I suppose I just get the impression of a record that plays things very safely and seems to fall in line with things that I consider cliché and a bit stereotypical within modern ambient releases at the moment; just lots of thin and insubstantial drone lines, a distant and vaguely lo-fi production value that graces its airs with homely field recordings and minimal, faraway instrumentation. Lots of Japanese musicians in the genre produce music very similar to this (Masaya Ozaki even features on one of the later tracks) and it just seems worn out and a bit stale to me even if nothing here is inherently weak. “When Sun Rays and Frosty Mist” for example is 12 minutes of bleary retro guitar strokes accompanied by dangerously overused birdsong in its first minutes, moving into non propulsive lakes of reprocessed drones and fragmentary field recordings. It’s not bad but you have to question the length given its rather derivative construction.

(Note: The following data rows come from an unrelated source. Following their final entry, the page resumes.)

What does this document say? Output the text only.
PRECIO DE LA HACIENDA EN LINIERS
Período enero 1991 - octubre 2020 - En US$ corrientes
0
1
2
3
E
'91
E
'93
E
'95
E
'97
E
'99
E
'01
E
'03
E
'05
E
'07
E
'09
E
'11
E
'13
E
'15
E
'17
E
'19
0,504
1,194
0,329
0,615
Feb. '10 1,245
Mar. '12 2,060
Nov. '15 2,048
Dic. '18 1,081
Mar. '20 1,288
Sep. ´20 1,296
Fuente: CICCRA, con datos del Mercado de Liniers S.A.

Tinkling and shuffling elements are common themes within Eilean albums in my experience, little snippets of environmental moments in particular but also often shiny instrumental piercings; “A Familiar Place” is the best example in its nostalgic washes of distal guitar, turning from its solo pickings that twist into obscurity to be replaced by swatches of scurrying, jangling, unplaceable nothings, its air of remembrance undeniable but its turnings feeling a bit unnecessary, like the guitar had more potency on its own. Cassette player clunkings and mechanical button depressions can be heard through “Faded From The Winter”‘s thick synth delays, a grey expanse of neutral reflection and inconsequential musing that seems oddly juxtaposed against the clarity of the recorded intrusions. Even my favourite piece “Losing Visibility, Passing By” seems affected by tropes in its crackling campfire and fragile, starry eyed twinklings that burn briefly in the radiative, honest drone swathes. It feels timeless and earnest, like a Steve Roach piece; I wish more of the tracks were the same.
“Blossom” is something of a pleasant outlier too, filling itself with static rushes and faint Asian undertones in its steel tympany, a million petals suspended in the air and tickling our vision. It’s very different to, say, the two final pieces in “Dream Shore” and “Cycles”, with the former feeling very detached in its wist and pure, innocent recollections, and the latter engaging in idiosyncratic mirages of the same rarified guitar excitations and minute synth twinkles that populate much of the record. It’s all quite palatable and unassuming, very refined and humble in its simplicity, and although there’s nothing inherently wrong with something being prosaic I suppose I just don’t see what this offers me that I can’t get out of say, Duane Pitre or Taylor Deupree or Illuha, or a myriad others. By all means listen if that sounds like your niche as I’m certain many will find this appealing but I’m personally waiting for this fad to pass.